Внезапно рядом как из-под земли выросла мать. Было приказано повести детей в буфет. Оттуда, пробираясь павой через толпу, пошла она прямо к тому, что было названо в первый раз на воле громко и угрожающе «начальником станции» и часто упоминалось затем в различных местах, с вариациями, среди разнообразия давки.
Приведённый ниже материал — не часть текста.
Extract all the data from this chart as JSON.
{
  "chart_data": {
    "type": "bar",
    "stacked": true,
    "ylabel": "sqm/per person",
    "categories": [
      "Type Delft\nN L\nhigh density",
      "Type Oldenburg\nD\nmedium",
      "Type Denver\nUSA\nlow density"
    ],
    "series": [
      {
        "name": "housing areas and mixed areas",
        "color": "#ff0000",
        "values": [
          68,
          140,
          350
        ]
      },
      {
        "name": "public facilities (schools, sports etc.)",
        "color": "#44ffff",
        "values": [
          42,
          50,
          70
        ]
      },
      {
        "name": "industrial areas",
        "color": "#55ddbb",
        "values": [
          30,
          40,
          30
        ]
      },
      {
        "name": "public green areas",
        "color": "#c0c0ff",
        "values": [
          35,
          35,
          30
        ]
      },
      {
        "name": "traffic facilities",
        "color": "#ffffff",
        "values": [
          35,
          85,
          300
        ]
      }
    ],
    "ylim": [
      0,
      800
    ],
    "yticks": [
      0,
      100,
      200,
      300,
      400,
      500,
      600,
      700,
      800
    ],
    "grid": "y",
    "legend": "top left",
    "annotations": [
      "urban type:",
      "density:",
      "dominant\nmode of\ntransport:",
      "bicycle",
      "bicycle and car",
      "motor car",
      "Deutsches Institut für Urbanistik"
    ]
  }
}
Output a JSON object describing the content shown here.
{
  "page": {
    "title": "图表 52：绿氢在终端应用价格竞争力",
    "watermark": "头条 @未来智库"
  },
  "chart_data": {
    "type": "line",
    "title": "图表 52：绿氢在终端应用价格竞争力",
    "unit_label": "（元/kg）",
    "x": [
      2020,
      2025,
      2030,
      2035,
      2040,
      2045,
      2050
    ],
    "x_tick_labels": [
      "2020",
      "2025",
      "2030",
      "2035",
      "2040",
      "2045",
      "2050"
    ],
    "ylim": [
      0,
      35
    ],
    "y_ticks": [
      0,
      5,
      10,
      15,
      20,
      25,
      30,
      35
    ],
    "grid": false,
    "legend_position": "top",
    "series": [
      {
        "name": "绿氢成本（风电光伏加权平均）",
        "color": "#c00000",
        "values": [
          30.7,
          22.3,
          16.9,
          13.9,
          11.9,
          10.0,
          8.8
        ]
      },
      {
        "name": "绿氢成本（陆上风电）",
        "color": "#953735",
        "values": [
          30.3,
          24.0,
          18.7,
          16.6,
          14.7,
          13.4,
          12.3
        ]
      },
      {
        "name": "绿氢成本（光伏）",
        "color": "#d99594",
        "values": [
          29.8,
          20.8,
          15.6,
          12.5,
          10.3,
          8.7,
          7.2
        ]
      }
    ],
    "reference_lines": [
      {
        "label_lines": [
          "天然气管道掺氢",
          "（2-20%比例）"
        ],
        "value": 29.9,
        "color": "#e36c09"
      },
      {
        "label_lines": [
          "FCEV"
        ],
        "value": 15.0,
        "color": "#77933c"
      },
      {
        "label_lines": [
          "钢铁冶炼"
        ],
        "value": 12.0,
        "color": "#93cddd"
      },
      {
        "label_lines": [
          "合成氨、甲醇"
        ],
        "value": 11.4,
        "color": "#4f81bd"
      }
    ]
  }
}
Их одолевала зевота. Они сидели у одного из окон, которые были так пыльны, так чопорны и так огромны, что казались какими-то учреждениями из бутылочного стекла, где нельзя оставаться в шапке. Девочка видела: за окном не улица, а тоже комната, только серьезнее и угрюмее, чем эта — в графине, и в ту комнату медленно въезжают паровозы и останавливаются, наведя мраку; а когда они уезжают и очищают комнату, то оказывается, что это не комната, потому что там есть небо, за столбиками, и на той стороне — горка, и деревянные дома, и туда идут, удаляясь, люди; там, может быть, поют петухи сейчас и недавно был и наслякотил водовоз…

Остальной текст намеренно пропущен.